Generated Knowledge Prompting ๐
Boost model accuracy on commonsense reasoning tasks by instructing the LLM to generate relevant knowledge before making a final prediction.
This content is adapted from Prompting Guide: Generated Knowledge. It has been curated and organized for educational purposes on this portfolio. No copyright infringement is intended.
Introduction
Incorporating external context is a powerful way to improve LLM accuracy. But what if the model itself could be used to generate that context?
Generated Knowledge Prompting, introduced by Liu et al. (2022) (opens in a new tab), explores using the LLM to generate potentially useful information about a topic before attempting to answer a question. This technique is particularly effective for tasks requiring broad commonsense reasoning.
The Knowledge Gap
Standard zero-shot prompts often fail when a task requires specific real-world knowledge that isn't immediately obvious in the prompt text.
Prompt:
"Part of golf is trying to get a higher point total than others. Yes or No?"
Output: Yes. (Incorrect)
This mistake highlights a limitation: the model has the "knowledge" of golf scoring deep in its weights, but it needs to be explicitly "surfaced" to influence the prediction correctly.
The Two-Step Process
1. Generating Knowledge
First, we use a few-shot prompt to "bootstrap" the model into generating relevant facts about the input.
Prompt:
"Input: Part of golf is trying to get a higher point total than others.
Knowledge:"
Output:
"The objective of golf is to play a set of holes in the least number of strokes. A round of golf typically consists of 18 holes... The player with the lowest score wins the game."
2. Knowledge Integration
Next, we feed that generated knowledge back into the prompt alongside the original question.
Prompt:
"Question: Part of golf is trying to get a higher point total than others. Yes or No?

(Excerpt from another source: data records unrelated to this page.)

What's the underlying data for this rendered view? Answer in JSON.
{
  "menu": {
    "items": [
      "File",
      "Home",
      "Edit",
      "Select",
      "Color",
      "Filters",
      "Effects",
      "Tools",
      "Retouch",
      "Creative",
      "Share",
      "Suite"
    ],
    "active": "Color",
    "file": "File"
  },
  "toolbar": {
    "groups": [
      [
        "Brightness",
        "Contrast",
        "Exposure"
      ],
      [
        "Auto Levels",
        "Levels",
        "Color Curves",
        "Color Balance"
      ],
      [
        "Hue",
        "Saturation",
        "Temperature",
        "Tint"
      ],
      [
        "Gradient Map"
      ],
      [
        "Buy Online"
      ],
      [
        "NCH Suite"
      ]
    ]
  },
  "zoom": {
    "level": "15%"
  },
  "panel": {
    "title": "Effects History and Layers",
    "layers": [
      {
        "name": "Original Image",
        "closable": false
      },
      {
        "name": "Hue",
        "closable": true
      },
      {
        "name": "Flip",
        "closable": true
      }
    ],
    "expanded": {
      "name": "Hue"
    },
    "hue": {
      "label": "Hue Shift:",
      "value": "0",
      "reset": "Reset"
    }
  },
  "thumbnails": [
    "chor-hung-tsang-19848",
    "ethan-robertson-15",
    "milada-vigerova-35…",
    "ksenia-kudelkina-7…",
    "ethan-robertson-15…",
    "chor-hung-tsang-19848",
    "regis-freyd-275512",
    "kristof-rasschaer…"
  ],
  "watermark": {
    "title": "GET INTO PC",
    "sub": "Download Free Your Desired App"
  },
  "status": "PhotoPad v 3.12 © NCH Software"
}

Knowledge: [Generated text above...]
Explain and Answer:"
Output:
"No, the objective of golf is not to get a higher point total than others. Rather, the objective is to play a set of holes in the least number of strokes... The player with the lowest score wins."
Why it Works
Image Source: Liu et al. (2022)
By forcing the model to articulate the rules or facts first, you are effectively performing a "knowledge-retention" step. This "surfaced" knowledge then acts as a strong anchor, preventing the model from making shallow pattern-matching errors (like assuming "higher score = better" as in most other sports).
Next Level: While generated knowledge works well for internal model info, for real-world live data, we use Retrieval Augmented Generation (RAG) to pull facts from external databases.